Kodelwitz telefonierte zum Untersuchungsgefängnis hinüber – ja, Schmolka werde gerade vernommen. Kodelwitz bestellte den Dienstwagen und gab als Ziel an: Steinstraße. Jedesmal, wenn Pfefferkorn durch die Schleuse fuhr, wenn das Tageslicht ausgesperrt wurde und es nach feuchter Mauer, Keller und Angst roch, überfiel ihn die Erinnerung, daß ihn die Nazis hier geprügelt hatten, bis die Haut platzte. Sie schleppten ihn nach Buchenwald, da baute Schmolkas Vater gerade seinen Betrieb aus, verdiente sich dumm und dämlich an der Rüstung, beschäftigte im Krieg Zwangsarbeiter. Darüber standen im Vernehmungsbericht nur Bruchstücke, das würde zum Part des Staatsanwalts gehören, zum politisch-moralischen Umfeld. Der Angeklagte als Leutnant im Afrika-Korps. Pfefferkorns frischentdeckter alter Kumpel zu dieser Zeit Bauarbeiter in der Organisation Todt, er hatte sich die Kaderunterlagen zustellen lassen. Mannschatz beim Bunkerbau in Norwegen, beim Reparieren von Brücken in der Ukraine. Er mußte alles wissen, ehe er ihn in die Veteranenkommission einbaute. Beide Söhne bei der Infanterie, der eine in Griechenland, der andere vor Leningrad gefallen. Niemand aus der Familie in der Waffen-SS. Mannschatz kurz in sowjetischer Gefangenschaft. Alles im üblichen Maß.
Als Pfefferkorn in den Vernehmerraum trat, hob Schmolka den Kopf. Pfefferkorn nickte seinem Genossen zu: Weitermachen. Er schaute scheinbar interessiert auf das beherrschende Stalinbild, der Führer des Weltproletariats im Soldatenmantel, im Hintergrund angreifende Panzer. Trauerflor um eine untere Ecke.

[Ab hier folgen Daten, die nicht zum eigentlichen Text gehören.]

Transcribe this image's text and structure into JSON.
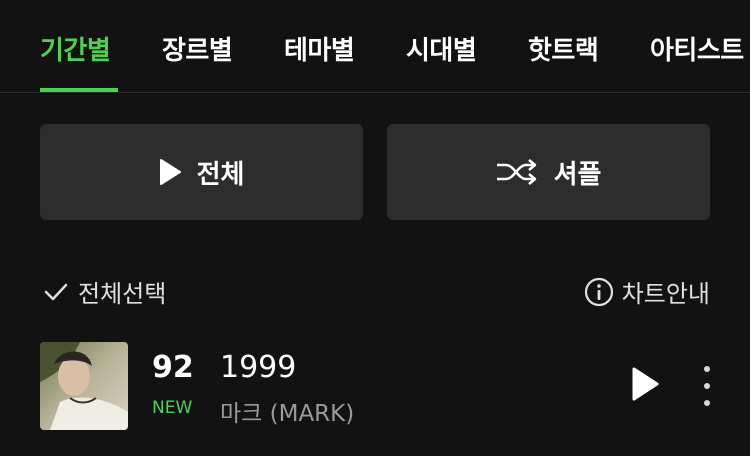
{
  "tabs": [
    {
      "label": "기간별",
      "active": true
    },
    {
      "label": "장르별",
      "active": false
    },
    {
      "label": "테마별",
      "active": false
    },
    {
      "label": "시대별",
      "active": false
    },
    {
      "label": "핫트랙",
      "active": false
    },
    {
      "label": "아티스트",
      "active": false
    }
  ],
  "actions": {
    "play_all_label": "전체",
    "shuffle_label": "셔플"
  },
  "toolbar": {
    "select_all_label": "전체선택",
    "chart_info_label": "차트안내"
  },
  "tracks": [
    {
      "rank": "92",
      "badge": "NEW",
      "title": "1999",
      "artist": "마크 (MARK)"
    }
  ],
  "colors": {
    "accent": "#4fd157",
    "background": "#121212",
    "button_bg": "#2d2d2d",
    "secondary_text": "#9a9a9a"
  },
  "icons": {
    "play_all": "play-icon",
    "shuffle": "shuffle-icon",
    "select_all": "check-icon",
    "chart_info": "info-icon",
    "track_play": "play-icon",
    "track_more": "more-vertical-icon"
  }
}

»Warum haben Sie Arbeitskräfte von Buna abgezogen?«
»Weil es dort kein Material gab. Die Bleche kamen nicht.«
»Das konnte doch nicht ewig dauern.«
Schmolka wendete den Blick zu Pfefferkorn, ohne Scheu, prüfend. Der Untersuchungsgefangene saß auf einem an die Wand geschraubten Schemel, die Hände vorschriftsmäßig flach auf den Oberschenkeln. Er steckte in einem Drillichanzug mit eingenähten gelben Streifen, das Haar war an den Seiten mit der Maschine geschnitten, oben blieb eine komische Bürste. Schmolkas Antworten klangen nicht wie von einem, der mit den Nerven am Ende war; fünf Monate Haft hatten ihn keineswegs zermürbt. Wenn sie ihn in ein paar Wochen vor Gericht stellten, würde er kein schlotterndes Häuflein Elend darstellen. Also Ausschluß der Öffentlichkeit.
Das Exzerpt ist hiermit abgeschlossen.